沈敘穿了件寬大的外套,他的身體在黑壓壓的夜里看起來格外纖細,手插在口袋里,頭發隨著風的擺動而凌亂著,他背著那個貫穿了一年四季的單肩包,在鎖扣上,插了兩支顏色鮮紅的玫瑰。
因長時間寫題悶住的一口氣在見到他后頃刻散去,段知淮笑著迎了上去,問他:“等很久了嗎?冷不冷?”
沈敘昂著頭和他對視,搖頭。
“走吧。”
肩并肩下樓的兩個男孩很快沒入黑暗里。
段知淮已經很長一段時間沒有讓司機來接了,第一次和沈敘一塊坐公交的時候,他還有點愣,呆呆地抓住扶手,視線緊緊盯住每一站的站牌,生怕錯過。
沈敘則是捏了捏段學霸因為緊張而崩起來的手,輕聲道:“到的時候我會告訴你的。
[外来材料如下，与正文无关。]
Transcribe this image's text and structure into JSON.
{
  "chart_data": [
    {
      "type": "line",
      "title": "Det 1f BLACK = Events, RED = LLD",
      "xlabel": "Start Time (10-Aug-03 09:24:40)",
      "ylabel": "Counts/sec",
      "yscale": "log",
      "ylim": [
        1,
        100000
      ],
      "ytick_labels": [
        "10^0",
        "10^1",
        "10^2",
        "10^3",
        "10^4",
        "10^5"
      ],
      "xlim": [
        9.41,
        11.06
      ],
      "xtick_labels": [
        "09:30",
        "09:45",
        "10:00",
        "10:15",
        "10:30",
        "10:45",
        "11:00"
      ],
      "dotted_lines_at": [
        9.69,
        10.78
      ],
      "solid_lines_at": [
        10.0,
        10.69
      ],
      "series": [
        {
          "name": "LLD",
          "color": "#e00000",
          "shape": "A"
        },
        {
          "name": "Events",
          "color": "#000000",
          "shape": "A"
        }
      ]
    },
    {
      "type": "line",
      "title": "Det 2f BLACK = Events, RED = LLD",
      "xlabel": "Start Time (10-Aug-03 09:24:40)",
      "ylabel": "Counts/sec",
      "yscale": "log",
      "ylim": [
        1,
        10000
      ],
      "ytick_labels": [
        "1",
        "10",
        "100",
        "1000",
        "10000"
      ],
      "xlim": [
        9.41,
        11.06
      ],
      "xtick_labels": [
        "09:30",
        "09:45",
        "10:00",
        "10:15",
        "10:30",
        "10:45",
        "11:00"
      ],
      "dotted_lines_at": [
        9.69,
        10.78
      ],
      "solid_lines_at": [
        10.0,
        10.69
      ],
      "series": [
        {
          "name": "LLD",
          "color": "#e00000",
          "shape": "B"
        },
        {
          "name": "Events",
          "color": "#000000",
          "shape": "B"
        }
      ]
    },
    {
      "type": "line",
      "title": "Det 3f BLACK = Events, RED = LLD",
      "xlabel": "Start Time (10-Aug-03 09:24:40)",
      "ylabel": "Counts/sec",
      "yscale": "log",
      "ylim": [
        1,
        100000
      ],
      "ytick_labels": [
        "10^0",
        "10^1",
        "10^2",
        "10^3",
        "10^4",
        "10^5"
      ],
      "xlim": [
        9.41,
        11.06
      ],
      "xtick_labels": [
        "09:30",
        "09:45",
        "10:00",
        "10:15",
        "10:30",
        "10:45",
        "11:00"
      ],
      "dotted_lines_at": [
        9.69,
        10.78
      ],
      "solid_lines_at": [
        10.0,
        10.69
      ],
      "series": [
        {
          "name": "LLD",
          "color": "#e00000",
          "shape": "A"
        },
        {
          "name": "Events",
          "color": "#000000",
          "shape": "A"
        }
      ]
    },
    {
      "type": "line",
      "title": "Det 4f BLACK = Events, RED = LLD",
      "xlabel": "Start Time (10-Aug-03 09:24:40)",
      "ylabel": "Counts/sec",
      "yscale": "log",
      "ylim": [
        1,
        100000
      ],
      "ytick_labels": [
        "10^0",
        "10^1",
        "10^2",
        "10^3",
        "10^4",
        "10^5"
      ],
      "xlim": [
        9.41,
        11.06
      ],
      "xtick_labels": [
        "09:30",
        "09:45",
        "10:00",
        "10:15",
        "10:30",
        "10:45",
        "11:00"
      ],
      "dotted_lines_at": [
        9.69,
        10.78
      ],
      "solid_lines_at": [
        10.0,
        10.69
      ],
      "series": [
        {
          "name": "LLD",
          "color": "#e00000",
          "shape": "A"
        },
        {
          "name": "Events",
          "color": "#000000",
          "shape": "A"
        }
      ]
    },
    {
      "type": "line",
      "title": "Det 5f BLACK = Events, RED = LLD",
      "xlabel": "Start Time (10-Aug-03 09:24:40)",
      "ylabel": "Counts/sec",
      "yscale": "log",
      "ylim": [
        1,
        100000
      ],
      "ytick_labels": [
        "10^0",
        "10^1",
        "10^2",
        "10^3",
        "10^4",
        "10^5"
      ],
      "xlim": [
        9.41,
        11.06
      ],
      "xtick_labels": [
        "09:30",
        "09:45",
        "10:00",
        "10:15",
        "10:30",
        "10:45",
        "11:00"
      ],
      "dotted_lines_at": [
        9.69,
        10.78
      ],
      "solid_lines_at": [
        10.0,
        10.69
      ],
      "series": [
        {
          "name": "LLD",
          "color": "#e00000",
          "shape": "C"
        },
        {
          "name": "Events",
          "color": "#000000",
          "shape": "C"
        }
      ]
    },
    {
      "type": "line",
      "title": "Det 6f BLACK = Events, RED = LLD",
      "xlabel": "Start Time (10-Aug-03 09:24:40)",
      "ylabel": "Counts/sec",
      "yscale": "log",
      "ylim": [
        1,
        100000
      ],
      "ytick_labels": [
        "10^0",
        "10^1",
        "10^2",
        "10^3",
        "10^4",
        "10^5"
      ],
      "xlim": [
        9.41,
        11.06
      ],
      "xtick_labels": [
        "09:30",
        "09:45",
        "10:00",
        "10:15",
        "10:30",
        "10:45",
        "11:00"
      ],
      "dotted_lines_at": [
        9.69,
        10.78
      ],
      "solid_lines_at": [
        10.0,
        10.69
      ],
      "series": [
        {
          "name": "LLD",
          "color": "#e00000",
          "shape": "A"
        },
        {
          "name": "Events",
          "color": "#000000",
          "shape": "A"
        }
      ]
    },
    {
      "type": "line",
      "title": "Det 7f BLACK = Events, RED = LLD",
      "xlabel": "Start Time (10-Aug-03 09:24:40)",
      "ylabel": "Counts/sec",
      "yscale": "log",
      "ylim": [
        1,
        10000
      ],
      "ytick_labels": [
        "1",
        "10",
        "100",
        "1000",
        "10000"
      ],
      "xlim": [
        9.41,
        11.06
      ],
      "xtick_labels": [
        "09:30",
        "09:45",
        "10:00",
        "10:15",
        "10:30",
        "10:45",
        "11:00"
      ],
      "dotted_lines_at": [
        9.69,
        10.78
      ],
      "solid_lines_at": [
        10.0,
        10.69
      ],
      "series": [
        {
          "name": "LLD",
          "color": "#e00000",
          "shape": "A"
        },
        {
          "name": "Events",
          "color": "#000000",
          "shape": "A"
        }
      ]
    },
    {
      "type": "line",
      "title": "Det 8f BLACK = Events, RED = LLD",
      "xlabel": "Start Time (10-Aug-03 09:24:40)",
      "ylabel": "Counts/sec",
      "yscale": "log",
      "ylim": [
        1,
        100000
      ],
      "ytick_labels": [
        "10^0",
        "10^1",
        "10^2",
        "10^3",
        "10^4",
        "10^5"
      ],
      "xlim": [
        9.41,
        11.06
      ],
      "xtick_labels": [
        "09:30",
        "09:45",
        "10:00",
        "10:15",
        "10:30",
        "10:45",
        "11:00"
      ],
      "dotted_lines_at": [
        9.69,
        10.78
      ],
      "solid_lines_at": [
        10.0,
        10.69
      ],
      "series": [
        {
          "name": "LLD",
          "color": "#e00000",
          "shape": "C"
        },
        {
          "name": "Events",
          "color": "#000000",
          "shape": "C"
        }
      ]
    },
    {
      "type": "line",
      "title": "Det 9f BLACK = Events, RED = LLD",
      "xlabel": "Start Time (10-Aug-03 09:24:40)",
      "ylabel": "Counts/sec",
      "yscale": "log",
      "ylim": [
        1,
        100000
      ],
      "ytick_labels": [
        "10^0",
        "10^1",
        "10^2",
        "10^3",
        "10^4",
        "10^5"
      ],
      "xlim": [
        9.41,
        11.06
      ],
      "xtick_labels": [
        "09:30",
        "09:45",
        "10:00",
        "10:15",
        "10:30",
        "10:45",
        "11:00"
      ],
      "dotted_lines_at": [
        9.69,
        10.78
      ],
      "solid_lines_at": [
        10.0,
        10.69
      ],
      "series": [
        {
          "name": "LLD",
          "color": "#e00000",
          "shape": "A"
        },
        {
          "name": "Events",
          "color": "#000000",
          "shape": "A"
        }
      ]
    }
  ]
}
”
而現在段知淮坐公交已經輕車熟路了,他占好一個靠窗的位置,讓沈敘坐了進去。
校門口的末班車是特地為了學生開的,沈敘和段知淮坐在最后一排,窗戶開了個小小的縫隙,初春的晚風靜悄悄地灌了進來,吹得沈敘眼睛都有點睜不開。
忽然,身旁橫過來一只手,把窗戶給推上了。
“別感冒了。”段知淮低聲道。
段知淮貼得近,垂眸便能看到沈敘濃密的睫毛,他身上還有股淡淡的皂角香味,以及溫熱的體溫,都段知淮呼吸微緊,心跳不自覺地加快。